Source: Calculated from Virginia Department of Health data, available at this URL.
Virginia’s COVID-19 case count includes both confirmed and probable cases. And that’s a good thing, because the technology of testing has changed over the course of the pandemic.
Confirmed cases are those who test positive with a PCR test for COVID. These tests have to be processed at laboratories that can perform the DNA sequencing needed to identify COVID-19 DNA. These typically require a nasal swab, but there are also DNA-based “spit tests”.
Probable cases are of two sorts, per the Virginia Department of Health usage. One, they can either test positive using an antigen test, which reacts to certain proteins on the surface of COVID-19. (These are, in general, faster but less sensitive than PCR (DNA) tests. They still require some sort of nasal or saliva specimen.) Two, they can have some symptom of COVID and have a known exposure to a COVID-19 infected individual.
(Note: Antigen test are not the same as blood-based antibody tests. Antigen tests flag the presence of an active COVID infection by detecting the virus on nasal membranes or in saliva. Blood antibody tests flag individuals who have recovered from some past COVID infection. They flag the long-term byproducts of the body’s immune system response to COVID.)
It’s tough to say for sure, but as I read the numbers, the vast majority of our “probable” cases are from positive antigen tests. That’s based on the count of positive antigen tests on the Virginia Department of Health website. And inferred less directly from the relatively modest share of new cases for which Virginia obtains usable contact-tracing information. (As I do the math, I think that Virginia is only able to get information about any close contacts in about 12% of all new COVID cases. That’s a combination of about 40% of new cases interviewed, and about 30% of those providing their contact information.)
And so, as the technology for testing has changed, Virginia’s numbers have kept pace. To the extent that the rapid-reading antigen tests are displacing PCR (DNA) tests, the probable cases need to be included in the totals in order to keep track of all positive test results.
Other states made one-point-in-time decisions to include those antigen-test “probable” cases in their case counts. That can lead to large one-point-in-time reporting anomalies, as documented in Post #912. Based on the experience of North Dakota and other states, at least some state consortia have made that the standard.
(There is a nuance here, based on exactly how CDC defines probable cases, versus how the states are defining it. Nobody but the most nerdly will care, but CDC requires something in addition to an antigen test in order to classify a case as probable. Basically, you have to have symptoms or have been exposed, before CDC will accept a “spit test” as evidence of probably COVID-19. By contrast, based on the plain language, Virginia (and ND) count anyone with a positive antigen test as a probable COVID-19 case.)
Finally, let me get to the point: Adjacent jurisdictions may or may not include those probable cases in their counts.

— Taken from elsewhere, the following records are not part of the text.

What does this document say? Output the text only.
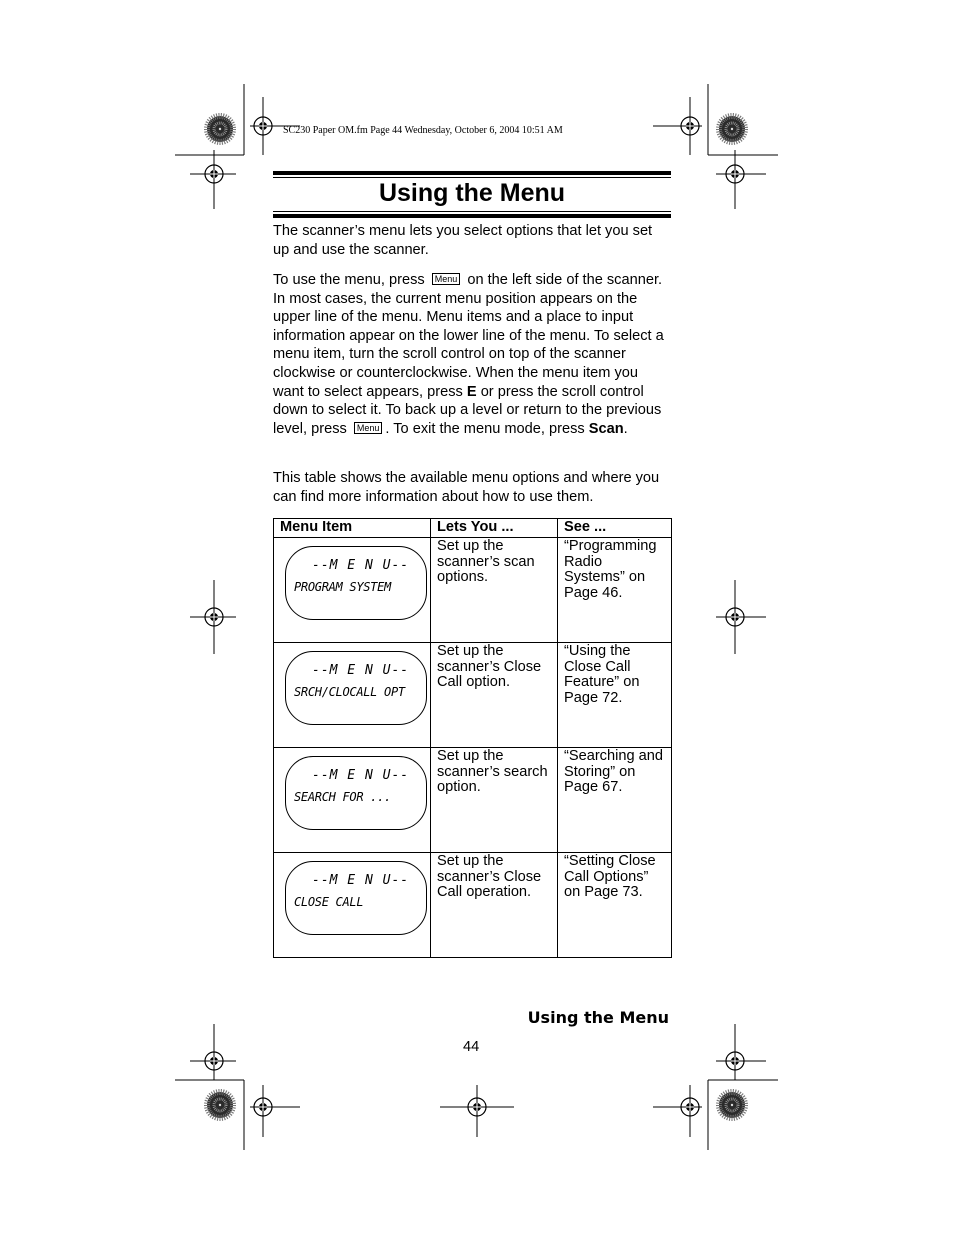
SC230 Paper OM.fm Page 44 Wednesday, October 6, 2004 10:51 AM
Using the Menu

The scanner’s menu lets you select options that let you set up and use the scanner.

To use the menu, press Menu on the left side of the scanner. In most cases, the current menu position appears on the upper line of the menu. Menu items and a place to input information appear on the lower line of the menu. To select a menu item, turn the scroll control on top of the scanner clockwise or counterclockwise. When the menu item you want to select appears, press E or press the scroll control down to select it. To back up a level or return to the previous level, press Menu . To exit the menu mode, press Scan.

This table shows the available menu options and where you can find more information about how to use them.

Menu Item	Lets You ...	See ...

--M E N U--
PROGRAM SYSTEM	Set up the scanner’s scan options.	“Programming Radio Systems” on Page 46.

--M E N U--
SRCH/CLOCALL OPT	Set up the scanner’s Close Call option.	“Using the Close Call Feature” on Page 72.

--M E N U--
SEARCH FOR ...	Set up the scanner’s search option.	“Searching and Storing” on Page 67.

--M E N U--
CLOSE CALL	Set up the scanner’s Close Call operation.	“Setting Close Call Options” on Page 73.
Using the Menu
44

Maryland does not include those cases. The Maryland COVID-19 dashboard counts confirmed cases only and explicitly mentions PCR tests only.

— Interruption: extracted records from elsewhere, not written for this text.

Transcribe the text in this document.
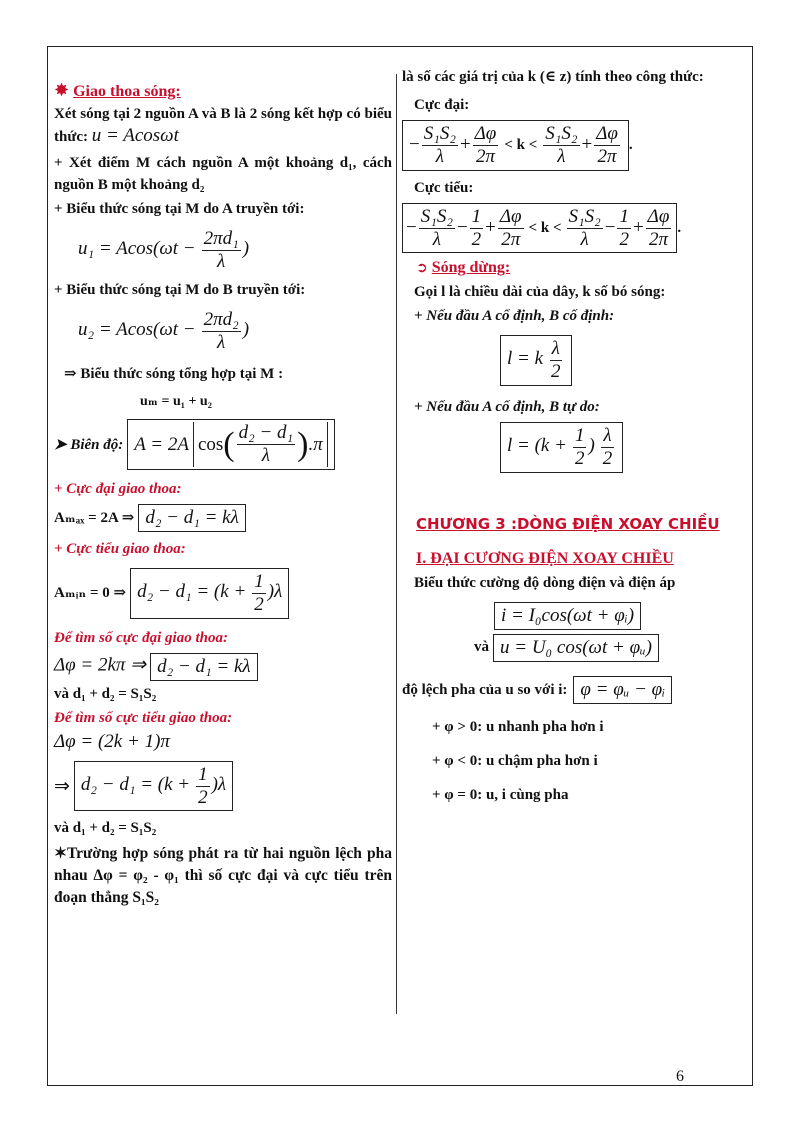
✸ Giao thoa sóng:
Xét sóng tại 2 nguồn A và B là 2 sóng kết hợp có biểu thức: u = Acosωt
+ Xét điểm M cách nguồn A một khoảng d₁, cách nguồn B một khoảng d₂
+ Biểu thức sóng tại M do A truyền tới:
$u_1 = Acos(\omega t - \frac{\text{2πd₁}}{\lambda}$ )
+ Biểu thức sóng tại M do B truyền tới:
$u_2 = Acos(\omega t - \frac{\text{2πd₂}}{\lambda}$ )
⇒ Biểu thức sóng tổng hợp tại M :
uₘ = u₁ + u₂
➤ Biên độ: A = 2A cos ( $\frac{\text{d₂ − d₁}}{\lambda}$ ) .π
+ Cực đại giao thoa:
Aₘₐₓ = 2A ⇒ d₂ − d₁ = kλ
+ Cực tiểu giao thoa:
Aₘᵢₙ = 0 ⇒ $d_2 - d_1 = (k + \frac{1}{2} )\lambda$
Để tìm số cực đại giao thoa:
Δφ = 2kπ ⇒ d₂ − d₁ = kλ
và d₁ + d₂ = S₁S₂
Để tìm số cực tiểu giao thoa:
Δφ = (2k + 1)π
⇒ $d_2 - d_1 = (k + \frac{1}{2} )\lambda$
và d₁ + d₂ = S₁S₂
✶Trường hợp sóng phát ra từ hai nguồn lệch pha nhau Δφ = φ₂ - φ₁ thì số cực đại và cực tiểu trên đoạn thẳng S₁S₂
là số các giá trị của k (∈ z) tính theo công thức:
Cực đại:
− $\frac{\text{S₁S₂}}{\lambda} + \frac{\Delta\varphi}{2\pi} < k < \frac{\text{S₁S₂}}{\lambda} + \frac{\Delta\varphi}{2\pi}$ .
Cực tiểu:
− $\frac{\text{S₁S₂}}{\lambda} - \frac{1}{2} + \frac{\Delta\varphi}{2\pi} < k < \frac{\text{S₁S₂}}{\lambda} - \frac{1}{2} + \frac{\Delta\varphi}{2\pi}$ .
➲ Sóng dừng:
Gọi l là chiều dài của dây, k số bó sóng:
+ Nếu đầu A cố định, B cố định:
l = k $\frac{\lambda}{2}$
+ Nếu đầu A cố định, B tự do:
$l = (k + \frac{1}{2}$ ) $\frac{\lambda}{2}$
CHƯƠNG 3 :DÒNG ĐIỆN XOAY CHIỀU
I. ĐẠI CƯƠNG ĐIỆN XOAY CHIỀU
Biểu thức cường độ dòng điện và điện áp
i = I₀cos(ωt + φᵢ)
và u = U₀ cos(ωt + φᵤ)
độ lệch pha của u so với i: φ = φᵤ − φᵢ
+ φ > 0: u nhanh pha hơn i
+ φ < 0: u chậm pha hơn i
+ φ = 0: u, i cùng pha
6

The District of Columbia COVID-19 dashboard is unclear about whether or not they include those cases. But because they require a confirmatory PCR test for those who have a positive antigen test, my guess is that DC probably does not include those in their counts.
Today, the Washington Post shows the Virginia new case count at 33, and the Maryland new case count at 18 (seven-day moving average, new COVID-19 cases / 100,000 / day). That looks like a fairly large discrepancy, for two states that were more-or-less in lockstep for most of the pandemic.

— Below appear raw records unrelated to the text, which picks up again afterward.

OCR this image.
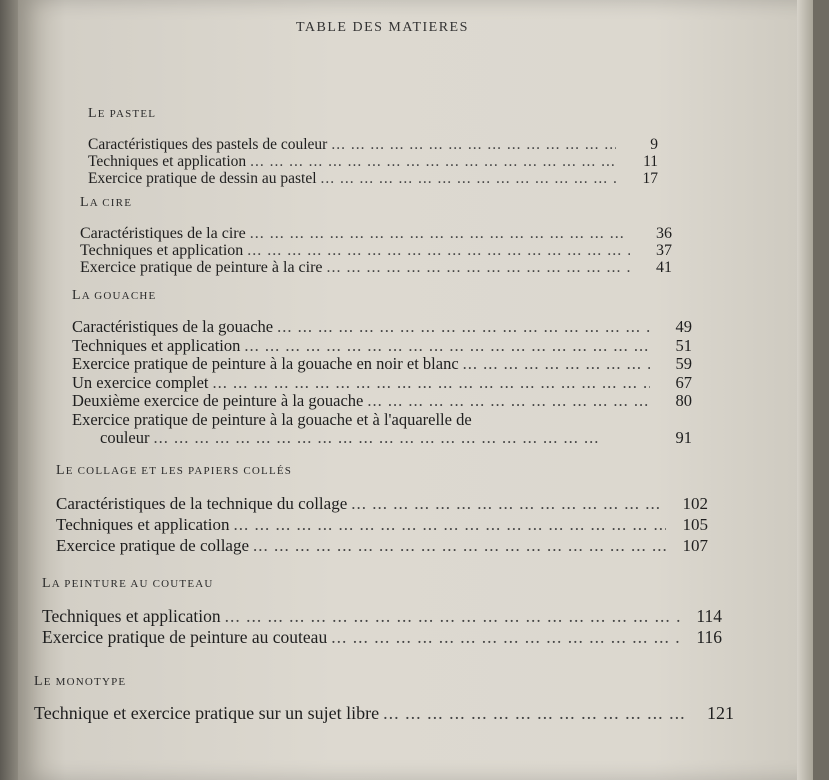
TABLE DES MATIERES
LE PASTEL
Caractéristiques des pastels de couleur ... .	9
Techniques et application ... .	11
Exercice pratique de dessin au pastel ... .	17
LA CIRE
Caractéristiques de la cire ... .	36
Techniques et application ... .	37
Exercice pratique de peinture à la cire ... .	41
LA GOUACHE
Caractéristiques de la gouache ... .	49
Techniques et application ... .	51
Exercice pratique de peinture à la gouache en noir et blanc ... .	59
Un exercice complet ... .	67
Deuxième exercice de peinture à la gouache ... .	80
Exercice pratique de peinture à la gouache et à l'aquarelle de
couleur ... .	91
LE COLLAGE ET LES PAPIERS COLLÉS
Caractéristiques de la technique du collage ... .	102
Techniques et application ... .	105
Exercice pratique de collage ... .	107
LA PEINTURE AU COUTEAU
Techniques et application ... .	114
Exercice pratique de peinture au couteau ... .	116
LE MONOTYPE
Technique et exercice pratique sur un sujet libre ... .	121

But if I net those “probable” cases out of the Virginia data, the apples-to-apples comparison is 23 in Virginia versus 18 for Maryland. Which is much more in line with their historical relationship.
My first conclusion at this time is that antigen testing has become so commonplace that states really need to include those in their counts. It’s not crystal clear, but to the extent that these are displacing PCR (DNA) tests, then I think the case for including them is compelling.
My second conclusion is that, beyond a handful of states, I have no clue which states do and don’t include them. And that the difference in the count — 30% in the case of Virginia — is material. In this case, it made it look as if Virginia’s recent experience was much worse than that of Maryland. When, in fact, accounting for the missing “probable” cases, the new case counts are roughly comparable.